THE final major part of the empire of bankrupt former Tory-supporting tycoon Tommy Coakley has collapsed, leaving debts of around £13 million.

Before being sequestrated last month, Coakley was one of Scotland's more colourful businessmen. The property trader and developer flew a private jet, had a fondness for Rolls-Royces, and five years ago was at the centre of a failed bid to take over Motherwell Football Club.

He also pledged £1m over 10 years to the Scottish Conservatives in the run-up to the last election, only to withdraw the offer after the party chairman removed close associate Malcolm Macaskill from the top of the party's list of Glasgow MSPs for failing to disclose that he had twice been bankrupted.

In 2008, the Sunday Times Rich List estimated he had assets worth £70m, having dabbled in everything from business parks to the now-defunct Bar Budda chain, including ventures in London's Mayfair and Malaga.

But he was one of the entrepreneurs caught with too much debt when the market turned, and the past few months have seen his web of over a dozen companies mostly unwind.

The last major one still trading, St Vincent Street (491) Ltd (SVS), which controls a portfolio of over 50 properties around Scotland, was last week pushed into administration by Nationwide, which is owed £12.6m.

The company is owned by The Coakley Group, which has been in Coakley's wife Marlene's name for the past few years. It also owes £300,000 to Tennent Caledonian. This relates to a mortgage the brewer granted SVS over office space in Glasgow city centre.

SVS's administrator, London-based Moorfields Corporate Recovery, told the Sunday Herald a major financial institution is in talks with Nationwide to pay the debt and take over the firm.

Moorfields said The Coakley Group was in discussions with the institution before the administration but not quickly enough to prevent Nationwide from taking effective control.

One possible complication is a fund called Hadrian SARL, which was the main creditor to Coakley's other businesses.
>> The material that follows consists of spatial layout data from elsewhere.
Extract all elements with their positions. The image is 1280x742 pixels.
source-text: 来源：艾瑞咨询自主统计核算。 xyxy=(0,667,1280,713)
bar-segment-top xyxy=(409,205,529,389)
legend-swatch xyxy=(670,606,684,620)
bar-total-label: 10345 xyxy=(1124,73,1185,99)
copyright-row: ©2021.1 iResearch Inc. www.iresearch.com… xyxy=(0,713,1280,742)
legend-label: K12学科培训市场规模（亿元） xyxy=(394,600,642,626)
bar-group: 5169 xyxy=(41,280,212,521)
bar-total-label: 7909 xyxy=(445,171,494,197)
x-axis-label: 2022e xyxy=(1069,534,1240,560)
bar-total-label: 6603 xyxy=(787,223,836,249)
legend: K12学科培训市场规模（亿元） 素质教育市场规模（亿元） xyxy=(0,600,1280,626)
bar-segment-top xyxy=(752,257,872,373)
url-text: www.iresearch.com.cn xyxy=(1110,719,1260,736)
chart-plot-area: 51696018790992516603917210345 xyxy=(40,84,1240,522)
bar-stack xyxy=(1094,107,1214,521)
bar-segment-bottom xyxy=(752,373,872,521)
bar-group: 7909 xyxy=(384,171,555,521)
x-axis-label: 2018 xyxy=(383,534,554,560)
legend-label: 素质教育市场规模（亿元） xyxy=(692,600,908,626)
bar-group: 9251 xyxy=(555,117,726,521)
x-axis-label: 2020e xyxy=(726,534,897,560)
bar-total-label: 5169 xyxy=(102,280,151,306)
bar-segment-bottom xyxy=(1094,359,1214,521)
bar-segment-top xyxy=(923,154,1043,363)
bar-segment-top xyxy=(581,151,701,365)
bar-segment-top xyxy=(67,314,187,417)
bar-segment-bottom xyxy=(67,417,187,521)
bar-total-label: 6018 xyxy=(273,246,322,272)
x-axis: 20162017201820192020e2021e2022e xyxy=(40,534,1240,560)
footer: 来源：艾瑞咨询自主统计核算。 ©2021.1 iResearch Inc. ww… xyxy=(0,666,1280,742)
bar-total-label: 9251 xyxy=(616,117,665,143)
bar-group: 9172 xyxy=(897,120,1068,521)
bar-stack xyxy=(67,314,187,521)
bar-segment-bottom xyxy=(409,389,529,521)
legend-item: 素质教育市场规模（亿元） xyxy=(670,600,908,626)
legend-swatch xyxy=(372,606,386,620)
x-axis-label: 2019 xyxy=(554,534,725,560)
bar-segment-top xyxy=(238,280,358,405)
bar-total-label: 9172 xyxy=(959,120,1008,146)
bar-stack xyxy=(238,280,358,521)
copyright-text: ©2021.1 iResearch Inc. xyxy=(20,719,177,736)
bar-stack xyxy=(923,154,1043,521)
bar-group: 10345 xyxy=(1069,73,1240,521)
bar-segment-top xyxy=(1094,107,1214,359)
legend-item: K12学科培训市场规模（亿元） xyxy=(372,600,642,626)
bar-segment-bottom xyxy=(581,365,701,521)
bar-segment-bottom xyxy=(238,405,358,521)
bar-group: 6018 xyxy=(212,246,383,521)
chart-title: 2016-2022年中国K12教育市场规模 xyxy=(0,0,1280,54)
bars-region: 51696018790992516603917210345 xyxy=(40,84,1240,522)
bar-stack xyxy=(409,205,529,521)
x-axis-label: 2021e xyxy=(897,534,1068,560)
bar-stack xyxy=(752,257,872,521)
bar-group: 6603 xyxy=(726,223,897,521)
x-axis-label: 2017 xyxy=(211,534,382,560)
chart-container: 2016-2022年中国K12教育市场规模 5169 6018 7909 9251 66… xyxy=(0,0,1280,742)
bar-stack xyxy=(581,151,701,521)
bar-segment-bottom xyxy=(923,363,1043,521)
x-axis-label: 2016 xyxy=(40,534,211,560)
It is owed around £25m, a debt which it bought from collapsed bank Anglo Irish several years ago, presumably at a substantial discount.

In pursuit of this sum it sequestrated Coakley last month, having already pushed his family's other two main trading vehicles, Mar Retail and Regents Retail Investment Company, respectively into administration and liquidation last year.

It is based in Luxembourg, but its members include major Scottish players such as Edinburgh banker Ben Thomson.

According to official documents seen by the Sunday Herald, Hadrian believes it can only recover £1m from Mar, which owes the bulk of the debt but only owns three tracts of undeveloped land in Lanarkshire and Dundee.

But Hadrian may be able to recover up to £8m from SVS on the back of an agreement the company reached with Anglo Irish several years ago relating to property transfers by Mar and Regents to SVS that were used to pay down some of the total debt in 2010-11.

Hadrian has taken legal advice as to whether it would be able to recover this money from SVS, although the Sunday Herald could not ascertain at the time of writing whether it intended to raise an action. Moorfields was not aware of Hadrian's interest going into the weekend.

Mar also owed £2.7m to Coakley himself, an unsecured debt which Mar administrator PricewaterhouseCoopers did not think would be recovered. He also offloaded his Glenlora Estate at Lochwinnoch in Renfrewshire several years ago. It is currently valued on property site Zoopla at nearly £1.5m.

After his sequestration, Coakley resigned his directorship of nine companies in which his family has an interest, including Box Leisure, owner of The Box nightclub in central Glasgow. In the preceding months, he resigned as a director of The Coakley Group and Nico's, which owns a cafe bar of the same name in Glasgow.

In an interview in 2010, Coakley said that his businesses had "hit the bottom", and said that although he was not a reckless person "I will take chances", and described himself as a wild card.

He declined to give an interview last week, but stressed that he had not been an owner of The Coakley Group since 2007 and that that company had not gone into administration.

Hadrian could not be reached in time for publication.